First off, in my opinion it’s always too sweet. Next, it’s always got something in it I don’t want in my cereal (sunflower seeds for example) or something I don’t really get (like flax seeds). And lastly, packaged granola also always seems to cost an awful lot for what it is: basically toasted oats. If I can buy a huge box of oats for less than $3, why would I pay upwards of $6 for a few ounces of them tossed with nuts and sugar?

So I make my own, and I think it’s pretty much the best breakfast around. It’s also incredibly convenient: you can whip it up in under a half hour and have breakfast ready to go for a week or two (depending on how big your cereal bowl is).

What makes this recipe special, in my opinion, is the secret ingredient: brown rice crispies. Sure you can use regular rice crispies (or even denigrate the entire notion of granola by using coco-flavored crispies) but if you want to stay true to the earthy, hippie, crunchy spirit of granola, you want brown rice crispies. The rice makes this granola much lighter than others, and yes, it makes that fun popping noise when the milk hits it.
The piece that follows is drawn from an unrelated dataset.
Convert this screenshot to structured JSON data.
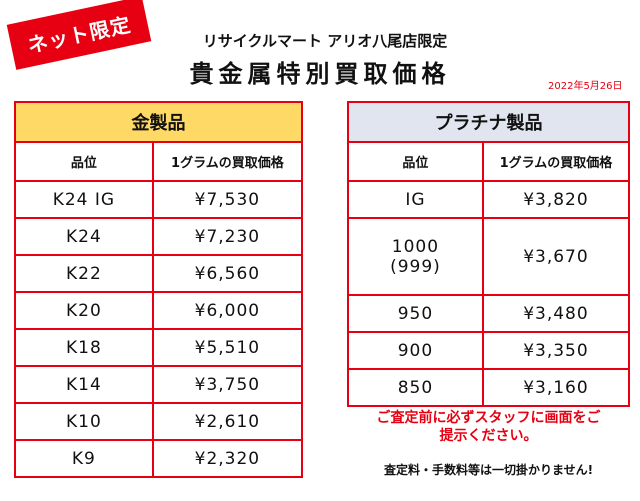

Keep in mind granola is basically anything you want it to be. I’ve played around with this recipe for years to come up with a combination I like, and you should too. Less nuts, more oats, less sweetener, or only one kind—it’s all up for grabs. Basically as long as you have enough of the butter mixture to lightly coat the dry ingredients you’ll end up with a delicious way to start the day–and honor the planet.

Crispy, Crunchy Granola

1/2 cup (1 stick) butter

1/3 cup brown sugar, or to taste

1/3 cup honey, or to taste

1/4 cup maple syrup, or to taste

1 tablespoon vanilla

6 cups rolled oats

4 cups brown rice crispies

1 cup roughly ground almonds

1 cup roughly ground pecans

1 cup roughly ground walnuts

1/2 cup unsweetened shredded coconut

1 teaspoon salt

1 tablespoon cinnamon

2 cups raisins, dried cranberries, dates, figs or other dried fruit, optional

 

  1. Heat the oven to 325dF. Melt the butter and sweeteners together over medium-low heat; add the vanilla, stir well to combine and set aside.
  2. In a large bowl, mix together all the dry ingredients except the raisins (or other dried fruit). Slowly pour the butter mixture into the dry ingredients, mixing to coat the oats, rice, and nuts as evenly as possible; don’t rush this, it will take a few minutes to thoroughly combine the butter with the dry ingredients.
  3. Spread the mixture evenly on two baking sheets and bake for 5 minutes; then gently turn the granola using a spatula. Cook for another 5 minutes and turn again; continue with this process until the granola has cooked for a total of 20 minutes. Remove from the oven and let cool; the granola will crisp up as it cools.
  4. Add the raisins or other dried fruit and store in an airtight container for up to two weeks. Serve with fresh fruit and yogurt or milk, or, sprinkle over ice cream.